However, there is another must-hear track! Guitar wails into the soulful “Love Games” with Carter tapping into emotionally raw, passionate levels of his vocal performance as he laments the bitterness of repeatedly playing a losing game. This flows perfectly into the nostalgic feel of “Anxiety,” a trip back to 1990s Alternative Rock that promises listeners that it’s okay to not be okay, to suffer from anxiety and depression even when you’re truly blessed.
Grungy guitars dip the band down into “Angel Wings,” a tense ode to the ups and downs of addiction. A fight against fear, an acknowledgment of collapsing under the weight of these troubles, Carter’s soft vocals intimately deliver the track’s deeply personal confessions. Then, maintaining some of this theme, “Supervillain” goes clubbing with heathens, lyrically speaking.
Suitably gritty, the funky sway of “Latex Dreams” continues to explore the darkness, pairing together two ticking time bombs. This continues into the steady beat of the punky “Kitty Sucker,” the tale of a Punk Rock renegade and his Punk Rock queen making some sexy yet destructive mayhem together. Meanwhile, some seriously funky, fun guitar work opens the lighthearted bop of “Little Devil,” a sassy ode to the gal with the gator smile.
They end the collection with the titular “End of Suffering.” Acoustics and piano accompany Carter as he stands amidst fire and brimstone making promises to his little girl. A beautifully real, brutally honest and raw musing from father to daughter, the inspiring sincerity of the track is the perfect way to close out a boldly personal, cathartic collection that runs the gamut across genres.

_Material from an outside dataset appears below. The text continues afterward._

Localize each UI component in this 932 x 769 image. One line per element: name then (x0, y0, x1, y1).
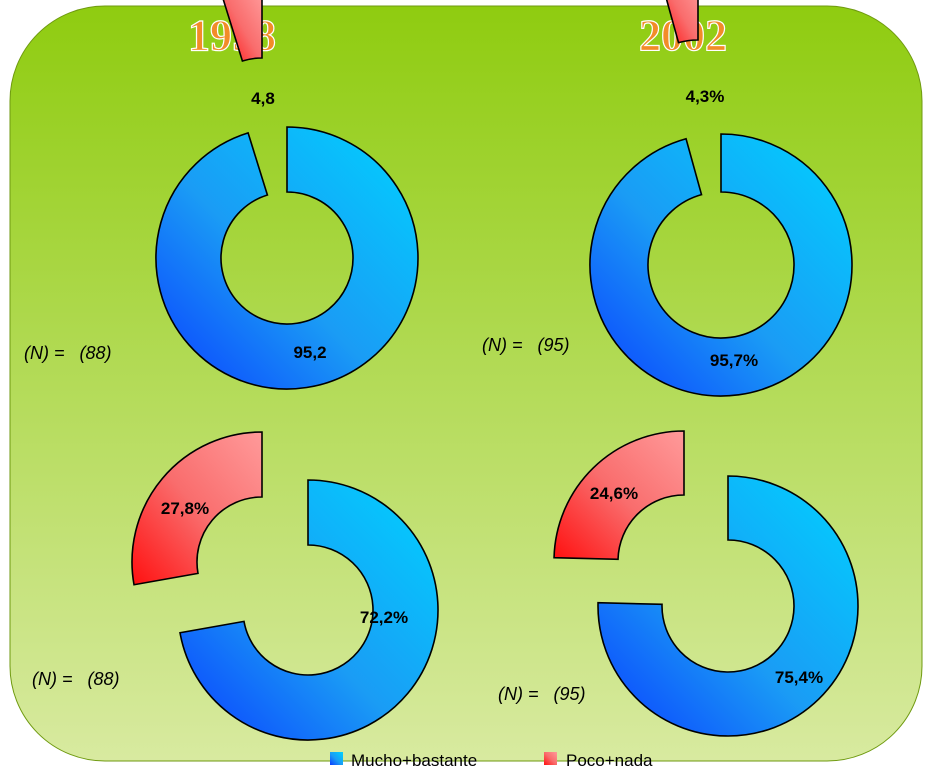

On End of Suffering, Frank Carter & The Rattlesnakes offer up bass-heavy, grungy Alternative Rock with raw Punk Rock finesse that never conforms. Defying genres and blending together funky moments, soulful, soaring vocals, and candid, storytelling lyrics, Carter and co. craft an album that is fully enjoyable start to finish. There’s a beauty to the uncensored honesty of Carter’s lyrics, one that finds him laying it all on the line for his craft and his audience. That, coupled with the panache of the band, makes for a truly impressive collection. Gritty enough to get you rocking but soft enough to tug at your heartstrings, End of Suffering is no-holds-barred music-making. For this, Cryptic Rock give End of Suffering 4.5 of 5 stars.